According to the Department of Health and Social Services, 35,100 doses of the COVID-19 vaccine made by Pfizer and BioNTech arrived in Alaska Sunday night.

Tuesday morning, during a media event, doctors and nurses at ANMC lined up to receive some of the first doses to be administered in the state.

ANMC Employee Health Nurse Emily Schubert prepared to administer the vaccine to Dr. David Dexter.

“It’s very humbling to be able to help out with this right now and be able to give one of the first vaccines here at ANMC,” she said. “A little excited, nervous and stuff, but I really am very humbled and honored to be able to assist in this historic moment.”

After a few screening questions, asking Dexter about any possible allergies and getting his consent, Schubert, taking deep breaths, gave Dexter his first of two doses of the vaccine.

“I hardly felt that one at all,” he said, describing his physical experience of receiving the injection.

But this moment in time, he said, is one of hope.

“It’s been a long time coming and I think it’s gonna be a great thing to try finally, ultimately, beat this pandemic, this scourge,” Dexter said. “I’m happy to get the vaccine. I’m looking forward to getting it spread all around the country, the state and the world.”

While some remain skeptical of the vaccine that the U.S. Food and Drug Administration authorized last week, Dexter said he is confident the medical feat represents a turning point in the pandemic.

“I think it’s a safe vaccine,” he said. “I trust that the process has gone through it, and I also think it’s going to be effective.”

As the vaccine becomes more widely available, Dexter said it will help lighten the load of frontline health workers.

“It’s gonna be a big help to us I’m quite sure,” he said. “We’re seeing increasing cases, more and more work, more and more death, unfortunately, and I’m hoping that this is the start of a turnaround.”

Dr. Jim Cagle was next in line.

“I’m pretty excited to get it,” he said. “You know, COVID is one of these things where some people do pretty well with it, but if it hits you hard – and you never know if you’re going to be the one who’s going to get hit hard – it can devastate you pretty well.”

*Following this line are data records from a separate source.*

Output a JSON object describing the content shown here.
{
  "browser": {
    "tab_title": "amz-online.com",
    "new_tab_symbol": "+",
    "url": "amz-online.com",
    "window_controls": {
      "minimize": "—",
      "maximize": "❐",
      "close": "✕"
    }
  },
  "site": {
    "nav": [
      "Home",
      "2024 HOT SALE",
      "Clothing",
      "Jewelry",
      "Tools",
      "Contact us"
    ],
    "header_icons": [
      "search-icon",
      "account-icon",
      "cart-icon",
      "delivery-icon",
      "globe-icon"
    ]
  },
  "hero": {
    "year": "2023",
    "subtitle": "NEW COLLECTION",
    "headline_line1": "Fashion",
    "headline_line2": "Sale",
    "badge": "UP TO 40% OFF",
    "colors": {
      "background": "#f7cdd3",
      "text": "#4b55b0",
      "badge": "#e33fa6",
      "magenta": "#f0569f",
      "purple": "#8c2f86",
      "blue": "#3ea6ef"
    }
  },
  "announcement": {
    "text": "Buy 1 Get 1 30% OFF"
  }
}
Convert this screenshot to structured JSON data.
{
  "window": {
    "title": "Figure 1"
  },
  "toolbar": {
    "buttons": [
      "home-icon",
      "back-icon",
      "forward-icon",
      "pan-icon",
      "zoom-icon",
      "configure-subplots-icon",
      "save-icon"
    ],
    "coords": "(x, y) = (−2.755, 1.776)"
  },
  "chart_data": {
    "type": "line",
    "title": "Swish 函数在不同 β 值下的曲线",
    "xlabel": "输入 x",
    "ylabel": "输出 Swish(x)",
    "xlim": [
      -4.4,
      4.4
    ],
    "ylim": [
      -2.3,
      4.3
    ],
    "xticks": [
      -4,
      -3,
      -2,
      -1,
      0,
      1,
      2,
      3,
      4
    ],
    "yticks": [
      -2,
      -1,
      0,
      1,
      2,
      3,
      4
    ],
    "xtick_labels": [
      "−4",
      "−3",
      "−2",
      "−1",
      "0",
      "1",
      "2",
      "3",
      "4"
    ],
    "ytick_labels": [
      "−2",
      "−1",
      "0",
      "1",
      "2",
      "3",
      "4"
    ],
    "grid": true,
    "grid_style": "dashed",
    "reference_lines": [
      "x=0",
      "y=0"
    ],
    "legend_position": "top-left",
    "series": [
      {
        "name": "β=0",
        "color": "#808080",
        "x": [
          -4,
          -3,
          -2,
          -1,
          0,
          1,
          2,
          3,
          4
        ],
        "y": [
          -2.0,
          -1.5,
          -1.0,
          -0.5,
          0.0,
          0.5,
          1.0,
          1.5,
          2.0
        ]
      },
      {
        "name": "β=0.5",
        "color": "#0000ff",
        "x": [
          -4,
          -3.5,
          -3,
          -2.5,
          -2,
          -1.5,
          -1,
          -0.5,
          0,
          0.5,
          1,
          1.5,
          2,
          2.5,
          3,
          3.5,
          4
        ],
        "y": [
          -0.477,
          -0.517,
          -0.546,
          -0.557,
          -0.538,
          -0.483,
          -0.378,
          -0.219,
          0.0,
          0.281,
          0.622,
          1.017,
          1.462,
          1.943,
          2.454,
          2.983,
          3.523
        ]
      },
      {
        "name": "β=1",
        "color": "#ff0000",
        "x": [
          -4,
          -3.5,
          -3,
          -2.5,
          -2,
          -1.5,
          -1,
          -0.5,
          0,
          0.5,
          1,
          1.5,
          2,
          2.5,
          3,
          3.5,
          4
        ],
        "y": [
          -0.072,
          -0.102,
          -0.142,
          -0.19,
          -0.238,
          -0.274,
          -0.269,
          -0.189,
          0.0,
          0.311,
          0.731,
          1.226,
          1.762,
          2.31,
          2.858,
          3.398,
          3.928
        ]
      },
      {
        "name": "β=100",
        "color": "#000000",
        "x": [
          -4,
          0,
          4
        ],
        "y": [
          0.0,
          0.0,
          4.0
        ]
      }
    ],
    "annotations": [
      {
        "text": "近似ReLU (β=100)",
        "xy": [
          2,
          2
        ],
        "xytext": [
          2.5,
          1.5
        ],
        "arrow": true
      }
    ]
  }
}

As an intensive care physician, he’s spent months trying to save patients from severe cases of COVID-19.

“We’ve fought on for three, four weeks for a lot of people in the ICU, and some of them we get through and some of them just can’t, can’t be brought through it,” said Cagle.

The vaccine, to him, is a new weapon in the fight on the frontlines of the pandemic.

Recipients of the vaccine will need to receive a second dose in 17 to 21 days for the vaccine to be effective, according to Schubert.